Et pour ce premier long métrage réussi de la franco-marocaine Meryem Benm’Barek-Aloïsi, le Prix du scénario de la section « Un certain regard », à Cannes 2018. Récompense presque suprême puisque non seulement elle situe le cinéma marocain dans la cour des grands, mais lui donne du coup droit de cité.

Séquences brèves, allant droit au but, décors admirablement choisis selon les circonstances, dialogues incisifs et intelligemment travaillés, en harmonie avec des personnages de toutes classes sociales. Si l’idée de collectivité, souvent maladive, règne dans un Maroc multi-confessionnel, le privé, s’il s’agit de sexe, engendre des conséquences alarmantes. Parce que la sexualité est attrayante, mais sale, parce que les choses du sexe ne se disent pas, mais se font en cachette, parce le sexe est interdit, et c’est pour cette raison qu’il faut en profiter.

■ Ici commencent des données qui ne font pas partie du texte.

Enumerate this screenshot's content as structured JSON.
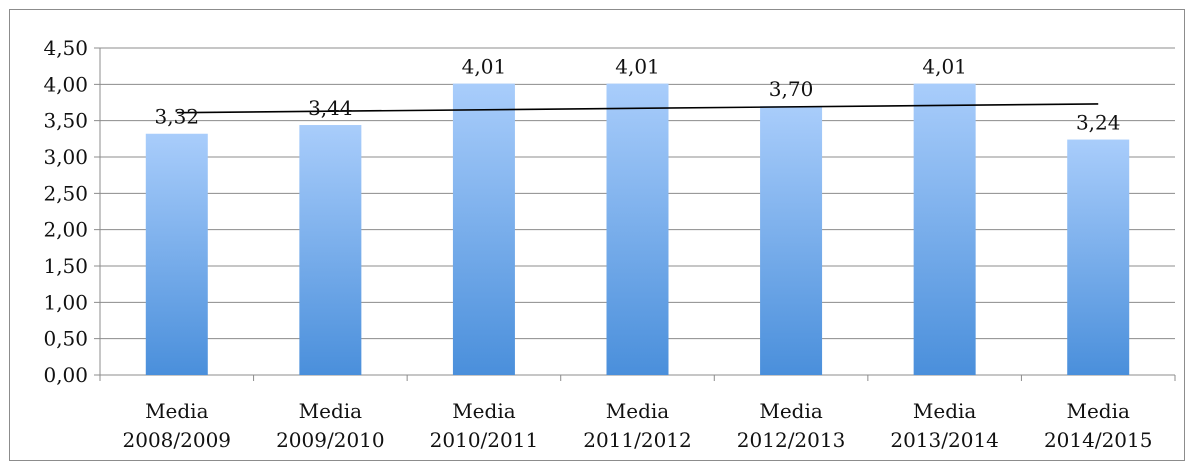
{
  "chart_data": {
    "type": "bar",
    "categories": [
      [
        "Media",
        "2008/2009"
      ],
      [
        "Media",
        "2009/2010"
      ],
      [
        "Media",
        "2010/2011"
      ],
      [
        "Media",
        "2011/2012"
      ],
      [
        "Media",
        "2012/2013"
      ],
      [
        "Media",
        "2013/2014"
      ],
      [
        "Media",
        "2014/2015"
      ]
    ],
    "values": [
      3.32,
      3.44,
      4.01,
      4.01,
      3.7,
      4.01,
      3.24
    ],
    "data_labels": [
      "3,32",
      "3,44",
      "4,01",
      "4,01",
      "3,70",
      "4,01",
      "3,24"
    ],
    "ylim": [
      0,
      4.5
    ],
    "y_ticks": [
      0,
      0.5,
      1,
      1.5,
      2,
      2.5,
      3,
      3.5,
      4,
      4.5
    ],
    "y_tick_labels": [
      "0,00",
      "0,50",
      "1,00",
      "1,50",
      "2,00",
      "2,50",
      "3,00",
      "3,50",
      "4,00",
      "4,50"
    ],
    "grid": true,
    "legend": "none",
    "trendline": {
      "type": "linear",
      "start_value": 3.61,
      "end_value": 3.73
    },
    "title": "",
    "xlabel": "",
    "ylabel": "",
    "colors": {
      "bar_top": "#a9cdfb",
      "bar_bottom": "#4a8fdb",
      "grid": "#8c8c8c",
      "trend": "#000000"
    }
  }
}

Le vice et la vertu sont des choses que la jeune cinéaste montre avec un sens inégalé du détail. Présence accrue des femmes, celles par qui (faussement) le scandale arrive. Elle pechent, elles doivent payer. Et les hommes, presqu’invisibles, comme si la rue leur appartenait et qu’ils voyaient la maison, surtout lorsque de nombreuses femmes y habitent, comme des prisons. Surtout lorsque dans leur inconscient, ils savent bien qu’ils sont les véritables coupables, mais semblent s’en ficher. Et aussi parce que dans certaine régions du monde, les mères aiment plus leurs enfants mâles.

Et une cousine venue d’ailleurs qui vient résoudre un problème délicat et permet à Benm’Barek-Aloïsi de réaliser l’un des plus beaux film sur la femme actuelle. Non pas seulement la marocaine, mais la femme tout simplement. Un suspense social sur la sexualité féminine mené tambour battant, mais avec grâce et sans bruit. Quant à Maha Alemi, la principale intéressée dans ce (mélo)drame de quartier, tout à fait magistrale dans sa timidité, sa détermination et plus que tout, sa majestuosité maternelle. Sofia, en grec « sagesse ». Qualité que la femme doit exercer sans cesse.

Si l’idée de collectivité, souvent maladive, règne dans un Maroc multi-confessionnel, le privé, s’il s’agit de sexe, engendre des conséquences alarmantes. Parce que la sexualité est attrayante, mais sale, parce que les choses du sexe ne se disent pas, mais se font en cachette, parce le sexe est interdit, et c’est pour cette raison qu’il faut en profiter.

FICHE TECHNIQUE
Sortie
Vendredi 10 mai 2019

Réal.
Meryem Benm’Barek Aloïsi

Origine(s)
France / Qatar

Maroc / Belgique

Année : 2018 – Durée : 1 h 26

Langue(s)
V.o. : français, arabe / s.-t.f.

Sofiâ

Genre(s)
Drame social

Dist. @
FunFilm

Classement
Tous publics

En salle(s) @
Cinéma Beaubien Cinéma du Musée
Cinéma Moderne

MISE AUX POINTS
★★★★★ Exceptionnel.  ★★★★ Très Bon.  ★★★ Bon.
★★ Moyen.   Mauvais. 0 Nul.
½ [Entre-deux-cotes]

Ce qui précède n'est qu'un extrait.